Lucero del Alba explains the magic of containers: a solution that seemed obvious, and was utilized to tackle some major technical issues. 

“In software development, we may spend days trying to get things working on a different environment — only for them to fail a couple of days later. It’s easier and faster to ship a working car to a different continent than to deliver software that works reliably. Isn’t that kind of embarrassing? So people started thinking of something similar to shipping containers for delivering software — something you could use to ship software in a reliable way, that would actually work as expected: software containers.”

When, and When NOT to Use Software Containers

If you are exploring the idea of utilizing software containers for your organization, Del Alba,  programmer, entrepreneur and container aficionado, gives interested parties some pointers about when, and when containers would not be beneficial. 

Beneficial scenarios for using software containers:

  • a service (such as web, or database) that needs the be scaled up and down based on demand
  • an application (web or otherwise) with a very specific setup (OS, tools, environment variables, etc.)
  • an environment for sandboxing (to test things safely) that can rapidly be created and disposed as many times as needed

There are other situations in which containers have little to offer, such as:

  • a website that uses only client-side technologies such as HTML, CSS, and JavaScript
  • a simple desktop application that can otherwise be distributed with a software installer
  • a Windows-based development environment (such as .NET Framework, or VisualBasic runtimes) that cannot be implemented on Linux.

Discover more about container uses at Sitepoint.com

Docker and Other Container Providers

In the article by Informationweek, “Containers Explained: 9 Essentials You Need To Know”, author, Charles Babcock reminds folks that Docker is not the only container solution, but is the undisputed leader of the pack.

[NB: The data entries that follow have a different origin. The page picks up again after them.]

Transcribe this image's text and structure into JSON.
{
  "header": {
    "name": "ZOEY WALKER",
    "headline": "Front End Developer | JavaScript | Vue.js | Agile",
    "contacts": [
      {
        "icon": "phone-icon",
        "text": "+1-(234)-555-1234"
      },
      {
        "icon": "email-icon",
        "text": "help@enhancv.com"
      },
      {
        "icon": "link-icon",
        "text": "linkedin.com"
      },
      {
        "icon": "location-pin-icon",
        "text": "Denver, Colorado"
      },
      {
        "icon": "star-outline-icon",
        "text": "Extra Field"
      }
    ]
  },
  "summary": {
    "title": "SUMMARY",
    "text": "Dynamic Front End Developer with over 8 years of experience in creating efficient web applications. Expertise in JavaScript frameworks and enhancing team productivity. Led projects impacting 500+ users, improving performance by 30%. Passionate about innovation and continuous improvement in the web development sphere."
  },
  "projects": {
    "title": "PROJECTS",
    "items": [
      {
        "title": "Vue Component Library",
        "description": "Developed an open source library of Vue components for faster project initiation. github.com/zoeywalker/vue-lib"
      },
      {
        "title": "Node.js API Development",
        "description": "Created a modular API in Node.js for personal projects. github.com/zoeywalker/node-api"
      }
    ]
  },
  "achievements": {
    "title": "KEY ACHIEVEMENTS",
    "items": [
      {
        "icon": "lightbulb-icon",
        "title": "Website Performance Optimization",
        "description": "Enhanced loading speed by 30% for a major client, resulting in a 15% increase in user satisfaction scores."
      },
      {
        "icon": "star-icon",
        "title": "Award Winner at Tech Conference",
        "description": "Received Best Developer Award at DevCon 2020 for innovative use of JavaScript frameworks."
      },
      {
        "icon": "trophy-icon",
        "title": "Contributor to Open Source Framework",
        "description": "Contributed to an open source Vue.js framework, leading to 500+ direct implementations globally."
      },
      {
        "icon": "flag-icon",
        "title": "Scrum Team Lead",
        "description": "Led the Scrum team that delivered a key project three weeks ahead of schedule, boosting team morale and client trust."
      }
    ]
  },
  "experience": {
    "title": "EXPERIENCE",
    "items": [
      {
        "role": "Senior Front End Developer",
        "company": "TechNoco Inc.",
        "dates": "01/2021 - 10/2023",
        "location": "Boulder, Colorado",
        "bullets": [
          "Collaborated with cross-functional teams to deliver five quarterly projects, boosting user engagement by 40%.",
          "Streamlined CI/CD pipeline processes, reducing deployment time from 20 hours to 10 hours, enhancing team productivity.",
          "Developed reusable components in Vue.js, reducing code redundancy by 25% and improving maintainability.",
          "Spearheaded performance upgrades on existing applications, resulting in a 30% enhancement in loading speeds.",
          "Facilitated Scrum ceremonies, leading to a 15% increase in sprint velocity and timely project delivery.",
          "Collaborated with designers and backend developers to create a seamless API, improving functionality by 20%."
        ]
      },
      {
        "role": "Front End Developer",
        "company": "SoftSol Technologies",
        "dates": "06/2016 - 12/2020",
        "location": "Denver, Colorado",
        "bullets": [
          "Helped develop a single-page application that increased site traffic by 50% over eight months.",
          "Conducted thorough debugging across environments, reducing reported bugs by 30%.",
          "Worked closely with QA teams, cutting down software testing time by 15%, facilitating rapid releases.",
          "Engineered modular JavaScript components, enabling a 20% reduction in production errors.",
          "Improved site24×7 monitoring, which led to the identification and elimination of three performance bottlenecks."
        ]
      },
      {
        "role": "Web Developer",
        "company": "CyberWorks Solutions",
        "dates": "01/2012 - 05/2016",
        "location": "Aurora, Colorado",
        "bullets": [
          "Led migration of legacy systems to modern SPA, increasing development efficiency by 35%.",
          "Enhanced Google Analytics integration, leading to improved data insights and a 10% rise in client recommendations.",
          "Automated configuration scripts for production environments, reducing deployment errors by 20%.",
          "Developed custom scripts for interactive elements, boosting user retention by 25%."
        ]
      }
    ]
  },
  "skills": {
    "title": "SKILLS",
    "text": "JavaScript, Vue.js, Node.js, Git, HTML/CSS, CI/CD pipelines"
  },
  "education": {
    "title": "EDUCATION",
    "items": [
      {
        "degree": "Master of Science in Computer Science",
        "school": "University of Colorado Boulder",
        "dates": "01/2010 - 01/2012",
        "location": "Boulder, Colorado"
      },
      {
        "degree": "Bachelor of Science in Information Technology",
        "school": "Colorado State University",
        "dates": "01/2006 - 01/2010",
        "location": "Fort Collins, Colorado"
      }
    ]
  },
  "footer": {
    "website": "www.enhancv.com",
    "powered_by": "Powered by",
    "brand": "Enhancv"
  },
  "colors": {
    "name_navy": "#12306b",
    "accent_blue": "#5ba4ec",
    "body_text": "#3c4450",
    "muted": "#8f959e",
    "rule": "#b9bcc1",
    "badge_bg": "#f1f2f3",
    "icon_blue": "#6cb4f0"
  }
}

“Docker is a company that came up with a standard way to build out a container workload so that it could be moved around and still run in a predictable way in any container-ready environment. All containers — whether Linux-based Docker containers, Solaris Zones, or FreeBSD Jails – provide some form of isolation for an application running on a multi-application host. So why is all we hear these days Docker, Docker, Docker? The answer lies in the fact that Jails and Zones were indeed container pioneers, but their uptake was limited by the fact that comparatively few companies use Solaris and FreeBSD operating systems. They still enjoy use in the enterprise, but are only lightly used in public cloud settings.”